J. Mark Bertrand writes for Lectio about a gorgeous new edition of the Bible:

When 2014’s Kickstarter sensation Bibliotheca finally delivered at the end of last year, I called its creator, Adam Lewis Greene. […] The longer you have to wait, the more your expectations build. And the higher your expectations, the greater the risk of disappointment. The unexpected popularity of the Bibliotheca project on Kickstarter brought a whole genre of Bibles — the multi-volume, reader-friendly kind — out of the archive of past ideas. Before, the conventional wisdom had been that nobody wanted a beautifully designed and produced edition of Scripture separated into volumes so as to do away with the necessity for super-thin pages and super-small print. (Or at least, nobody wanted to pay for it.) When Bibliotheca raised nearly $1.5 million for exactly such an edition, the conventional wisdom was quickly revised. […]

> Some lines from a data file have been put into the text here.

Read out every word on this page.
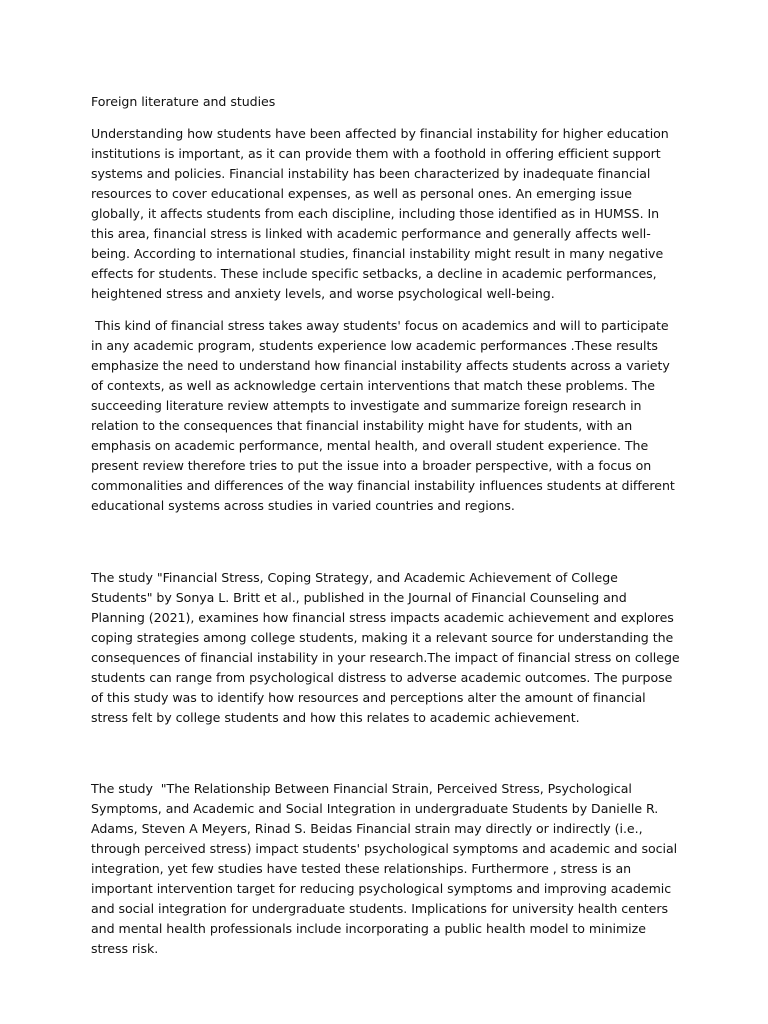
Foreign literature and studies

Understanding how students have been affected by financial instability for higher education institutions is important, as it can provide them with a foothold in offering efficient support systems and policies. Financial instability has been characterized by inadequate financial resources to cover educational expenses, as well as personal ones. An emerging issue globally, it affects students from each discipline, including those identified as in HUMSS. In this area, financial stress is linked with academic performance and generally affects well-being. According to international studies, financial instability might result in many negative effects for students. These include specific setbacks, a decline in academic performances, heightened stress and anxiety levels, and worse psychological well-being.

This kind of financial stress takes away students' focus on academics and will to participate in any academic program, students experience low academic performances .These results emphasize the need to understand how financial instability affects students across a variety of contexts, as well as acknowledge certain interventions that match these problems. The succeeding literature review attempts to investigate and summarize foreign research in relation to the consequences that financial instability might have for students, with an emphasis on academic performance, mental health, and overall student experience. The present review therefore tries to put the issue into a broader perspective, with a focus on commonalities and differences of the way financial instability influences students at different educational systems across studies in varied countries and regions.

The study "Financial Stress, Coping Strategy, and Academic Achievement of College Students" by Sonya L. Britt et al., published in the Journal of Financial Counseling and Planning (2021), examines how financial stress impacts academic achievement and explores coping strategies among college students, making it a relevant source for understanding the consequences of financial instability in your research.The impact of financial stress on college students can range from psychological distress to adverse academic outcomes. The purpose of this study was to identify how resources and perceptions alter the amount of financial stress felt by college students and how this relates to academic achievement.

The study  "The Relationship Between Financial Strain, Perceived Stress, Psychological Symptoms, and Academic and Social Integration in undergraduate Students by Danielle R. Adams, Steven A Meyers, Rinad S. Beidas Financial strain may directly or indirectly (i.e., through perceived stress) impact students' psychological symptoms and academic and social integration, yet few studies have tested these relationships. Furthermore , stress is an important intervention target for reducing psychological symptoms and improving academic and social integration for undergraduate students. Implications for university health centers and mental health professionals include incorporating a public health model to minimize stress risk.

Bibliotheca turned out even better than I expected. And Adam’s interest in typography proved to be much more than a hipster affection (as more than one cultural commentator had opined): the level of care taken in every aspect of the page design and typesetting was breathtaking to observe.

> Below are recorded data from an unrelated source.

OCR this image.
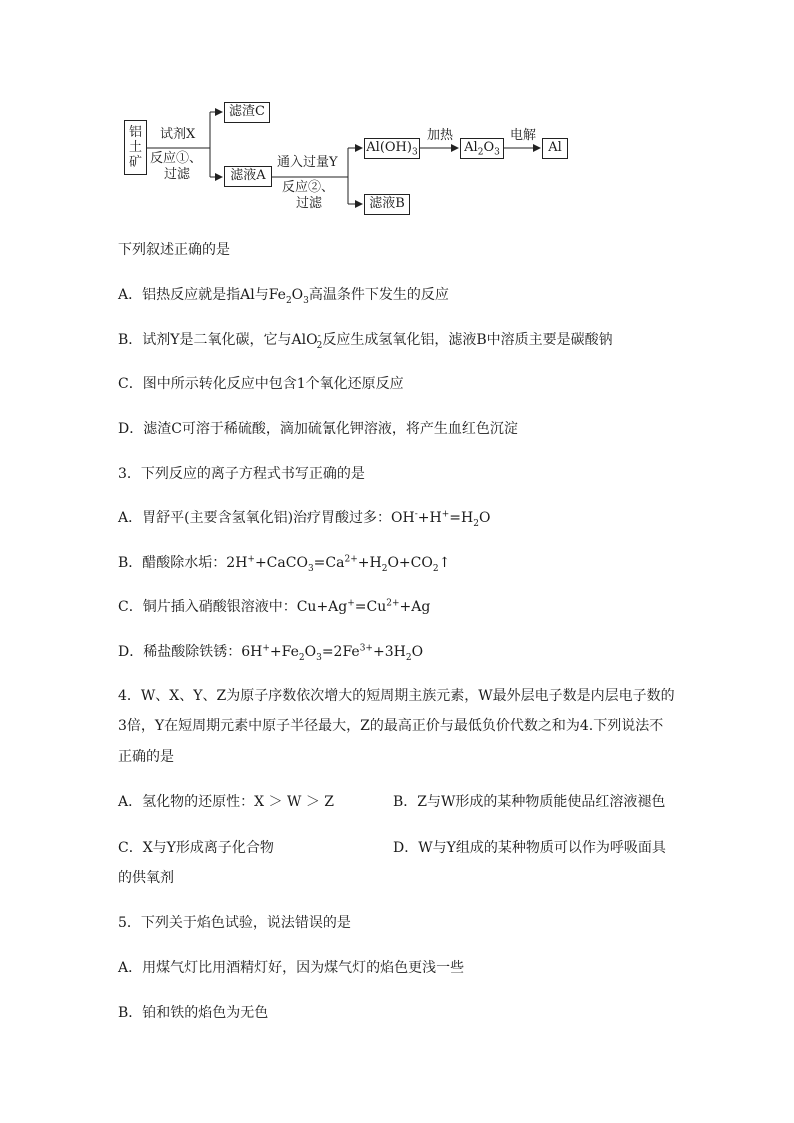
铝
土
矿
试剂X
反应①、
过滤
滤渣C
滤液A
通入过量Y
反应②、
过滤
$Al(OH)_3$
加热
$Al_2O_3$
电解
Al
滤液B
下列叙述正确的是
A．铝热反应就是指Al与$Fe_2O_3$高温条件下发生的反应
B．试剂Y是二氧化碳，它与AlO-$_2$反应生成氢氧化铝，滤液B中溶质主要是碳酸钠
C．图中所示转化反应中包含1个氧化还原反应
D．滤渣C可溶于稀硫酸，滴加硫氰化钾溶液，将产生血红色沉淀
3．下列反应的离子方程式书写正确的是
A．胃舒平(主要含氢氧化铝)治疗胃酸过多：$OH^-+H^+=H_2O$
B．醋酸除水垢：$2H^++CaCO_3=Ca^{2+}+H_2O+CO_2↑$
C．铜片插入硝酸银溶液中：$Cu+Ag^+=Cu^{2+}+Ag$
D．稀盐酸除铁锈：$6H^++Fe_2O_3=2Fe^{3+}+3H_2O$
4．W、X、Y、Z为原子序数依次增大的短周期主族元素，W最外层电子数是内层电子数的
3倍，Y在短周期元素中原子半径最大，Z的最高正价与最低负价代数之和为4.下列说法不
正确的是
A．氢化物的还原性：X ＞ W ＞ Z	B．Z与W形成的某种物质能使品红溶液褪色
C．X与Y形成离子化合物	D．W与Y组成的某种物质可以作为呼吸面具
的供氧剂
5．下列关于焰色试验，说法错误的是
A．用煤气灯比用酒精灯好，因为煤气灯的焰色更浅一些
B．铂和铁的焰色为无色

For example, the first thing I saw when I opened the first volume at random was an example of hanging punctuation, a quotation mark sitting just outside the edge of the column so as not to disturb the visual flow. It’s a gorgeous detail. […] To understand the spirit of Bibliotheca’s design, you have to recognize first and foremost the kind of reader-friendly book it is. This is not a mass market paperback. Not a thriller off the bestseller list. Bibliotheca is designed like an art book. (Not surprisingly, it is also printed by a firm in Germany that prints art books.) Where one kind of design strives for populist accessibility, another aims for the kind of minimalist purity that exalts its content — or rather, signals that its content is meant to be exalted. The designer doesn’t presume to make it beautiful; rather, the designer recognizes its inherent beauty and designs accordingly. That’s what Bibliotheca does.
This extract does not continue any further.